Mungkin ada benarnya kalau beberapa orang berpendapat bahwa Indonesia ini belum siap untuk merdeka. Perilaku orang Indonesia memang masih menunjukkan sikap masyarakat terjajah dan senang dijajah. Ada yang menjajah, ada yang dijajah. Dibodohi serta membodohi. Yang berbeda hanya pelakunya. Jika dulu kita dijajah oleh bangsa asing, sekarang dijajah oleh bangsa sendiri, bahkan diri sendiri.

Kadang saya sendiri muak melihat perilaku orang-orang ini. Yang pantas disebut elit ternyata sama sekali tidak elit. Aji mumpung. Terlalu bodoh atau justru terlalu arogan sehingga tidak tahu bagaimana menempatkan diri. Jangankan untuk melakukan kewajibannya, untuk mengetahui apa dan siapa dirinya sendiri saja tidak bisa. Bisa dibayangkan kalau urusannya sudah masalah bangsa dan negara ini. Saya tidak percaya kalau mereka benar mengerti apa duduk persoalannya. Kerjanya hanya tuding menuding, tunjuk jari dan membuat sensasi, berlagak seperti pahlawan tetapi tidak tahu bagaimana menyelesaikan masalah sampai ke akarnya. Huuh... tidak usah saya contohkan. Beberapa kejadian di pemberitaan akhir-akhir ini sudah cukup membosankan buat didengar.

Gagal mendapat posisi di partai yang satu, loncat ke partai yang lain. Peduli apa dengan idealisme? Padahal mengakunya idealis. Berbagai alasan dan pembenaranpun dilakukan. Lagi-lagi pembohongan kepada publik. Mana mungkin berani mengakui apa yang sebenarnya ingin diraih. "Ya, saya ingin jabatan dan ingin punya banyak uang!" Semua juga bilangnya tak menginginkan semua itu. Semua "hanya" ingin berbakti dan mengabdi kepada nusa dan bangsa. Niatnya memang benar sedemikian mulia. Lalu bagaimana dengan jalan yang ditempuh? Mengabdi atau merampok?

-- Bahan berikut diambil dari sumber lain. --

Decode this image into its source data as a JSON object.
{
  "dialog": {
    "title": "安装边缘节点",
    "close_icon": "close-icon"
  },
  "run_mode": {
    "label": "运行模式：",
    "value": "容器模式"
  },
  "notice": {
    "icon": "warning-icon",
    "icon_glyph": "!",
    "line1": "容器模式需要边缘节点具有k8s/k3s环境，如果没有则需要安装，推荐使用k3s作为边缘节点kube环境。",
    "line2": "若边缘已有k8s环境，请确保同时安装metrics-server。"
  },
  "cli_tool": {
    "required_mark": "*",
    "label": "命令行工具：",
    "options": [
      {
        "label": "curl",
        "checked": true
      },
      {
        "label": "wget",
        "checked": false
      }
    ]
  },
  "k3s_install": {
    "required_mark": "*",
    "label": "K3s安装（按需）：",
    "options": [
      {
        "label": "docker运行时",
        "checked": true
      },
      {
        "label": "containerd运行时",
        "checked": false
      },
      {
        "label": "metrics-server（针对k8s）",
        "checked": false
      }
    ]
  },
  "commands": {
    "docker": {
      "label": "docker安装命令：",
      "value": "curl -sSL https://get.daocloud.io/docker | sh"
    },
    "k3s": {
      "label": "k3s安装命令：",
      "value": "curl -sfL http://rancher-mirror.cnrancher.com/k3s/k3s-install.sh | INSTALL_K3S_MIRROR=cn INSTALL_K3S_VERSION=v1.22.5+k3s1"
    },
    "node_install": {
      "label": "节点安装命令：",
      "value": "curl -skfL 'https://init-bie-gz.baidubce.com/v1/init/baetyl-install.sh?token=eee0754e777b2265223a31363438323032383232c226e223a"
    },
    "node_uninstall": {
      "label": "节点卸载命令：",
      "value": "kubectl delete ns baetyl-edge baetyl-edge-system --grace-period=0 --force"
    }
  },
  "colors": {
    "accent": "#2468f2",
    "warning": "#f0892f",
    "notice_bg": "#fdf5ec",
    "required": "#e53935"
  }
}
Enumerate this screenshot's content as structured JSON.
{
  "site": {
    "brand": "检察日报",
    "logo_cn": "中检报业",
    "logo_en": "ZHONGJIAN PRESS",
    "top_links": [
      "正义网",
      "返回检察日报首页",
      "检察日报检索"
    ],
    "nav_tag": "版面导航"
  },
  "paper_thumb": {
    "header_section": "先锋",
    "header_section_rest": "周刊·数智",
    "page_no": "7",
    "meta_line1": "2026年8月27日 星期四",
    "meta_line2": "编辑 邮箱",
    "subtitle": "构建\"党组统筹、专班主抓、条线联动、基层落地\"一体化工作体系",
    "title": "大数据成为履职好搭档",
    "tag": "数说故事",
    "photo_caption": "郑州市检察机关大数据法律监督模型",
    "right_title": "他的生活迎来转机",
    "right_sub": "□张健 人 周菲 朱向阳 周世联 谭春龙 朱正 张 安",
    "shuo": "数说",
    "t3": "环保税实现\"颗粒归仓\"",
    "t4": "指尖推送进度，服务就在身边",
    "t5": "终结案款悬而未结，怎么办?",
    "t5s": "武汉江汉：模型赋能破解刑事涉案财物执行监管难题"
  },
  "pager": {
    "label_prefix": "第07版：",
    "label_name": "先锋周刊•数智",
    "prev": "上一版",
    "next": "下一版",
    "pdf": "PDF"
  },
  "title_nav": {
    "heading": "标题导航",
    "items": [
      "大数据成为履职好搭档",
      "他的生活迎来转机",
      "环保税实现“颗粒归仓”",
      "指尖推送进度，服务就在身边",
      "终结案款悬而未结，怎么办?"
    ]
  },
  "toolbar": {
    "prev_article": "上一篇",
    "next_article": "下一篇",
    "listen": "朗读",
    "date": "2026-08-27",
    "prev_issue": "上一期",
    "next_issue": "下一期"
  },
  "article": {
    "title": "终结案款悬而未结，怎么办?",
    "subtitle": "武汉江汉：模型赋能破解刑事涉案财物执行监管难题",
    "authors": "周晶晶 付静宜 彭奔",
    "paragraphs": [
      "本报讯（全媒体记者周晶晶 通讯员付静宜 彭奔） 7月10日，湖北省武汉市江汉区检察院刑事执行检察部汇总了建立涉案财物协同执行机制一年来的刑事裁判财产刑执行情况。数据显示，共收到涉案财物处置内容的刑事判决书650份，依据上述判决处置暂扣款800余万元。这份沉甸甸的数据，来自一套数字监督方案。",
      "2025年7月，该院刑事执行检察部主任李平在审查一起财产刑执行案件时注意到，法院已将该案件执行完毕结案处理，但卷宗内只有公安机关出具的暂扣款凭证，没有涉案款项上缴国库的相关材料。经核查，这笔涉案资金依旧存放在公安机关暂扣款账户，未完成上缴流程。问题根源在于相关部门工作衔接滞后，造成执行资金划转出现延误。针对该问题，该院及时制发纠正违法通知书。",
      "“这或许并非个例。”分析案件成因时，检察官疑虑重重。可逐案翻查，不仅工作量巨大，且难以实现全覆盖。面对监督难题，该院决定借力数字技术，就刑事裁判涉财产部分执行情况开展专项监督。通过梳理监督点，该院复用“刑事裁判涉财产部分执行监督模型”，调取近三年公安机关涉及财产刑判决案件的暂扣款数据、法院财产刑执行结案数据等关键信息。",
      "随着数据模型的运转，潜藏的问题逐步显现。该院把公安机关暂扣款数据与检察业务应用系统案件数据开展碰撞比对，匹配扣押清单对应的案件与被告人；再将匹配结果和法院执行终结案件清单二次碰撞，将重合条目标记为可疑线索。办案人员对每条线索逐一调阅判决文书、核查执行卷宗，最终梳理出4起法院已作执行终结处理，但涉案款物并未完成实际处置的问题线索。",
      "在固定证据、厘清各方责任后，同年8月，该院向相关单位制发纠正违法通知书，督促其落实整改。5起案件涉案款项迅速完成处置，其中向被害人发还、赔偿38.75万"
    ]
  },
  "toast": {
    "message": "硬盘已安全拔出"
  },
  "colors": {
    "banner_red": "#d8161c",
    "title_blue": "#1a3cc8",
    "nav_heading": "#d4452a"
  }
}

Lebih mengerikan lagi justru ketika semua ini dianggap biasa, lumrah, wajar, sudah rahasia umum! Siapapun bisa melakukannya dengan nyaman-nyaman saja tanpa memiliki rasa bersalah. Tinggal tunjuk jari, si itu juga begini, si ini juga begitu, selesailah sudah. Idealisme hanyalah omong kosong. Kesetiaan adalah bualan saja. Perilaku seks dan politik sama-sama sudah seperti perilaku binatang. Tidak manusiawi. Sama-sama dijadikan objek untuk memuaskan hasrat dan nafsu semata. Padahal kita tahu, seks dan politik merupakan anugerah dan kemampuan yang berperan besar dalam kehidupan ini. Maka kalau sudah dijadikan sekedar “objek”, akan semakin hancurlah semua kehidupan ini.

Kesetiaan benar-benar menjadi langka saat ini. Sebagai salah satu bentuk dari rasa hormat yang bisa membuat seseorang betul terhormat, sekarang sudah punah. Ketika seseorang bisa melakukan seperti itu, maka yang lainpun ikut-ikutan. Bukan hanya yang kaya, yang berpendidikan, yang terpandang, yang miskin, yang bodoh dan rakyat jelata akan sama-sama mengikuti trend ini. Semakin banyak yang tak setia, maka semakin banyak juga yang tidak terhormat. Lalu bagaimana menjadi sebuah bangsa dan negara yang terhormat? Bagaimana mau dihormati?

Trus, mau sampai kapan? Segala sesuatu pasti ada akhirnya. Masih bisakah membayangkan sebuah happy ending untuk bangsa tercinta ini?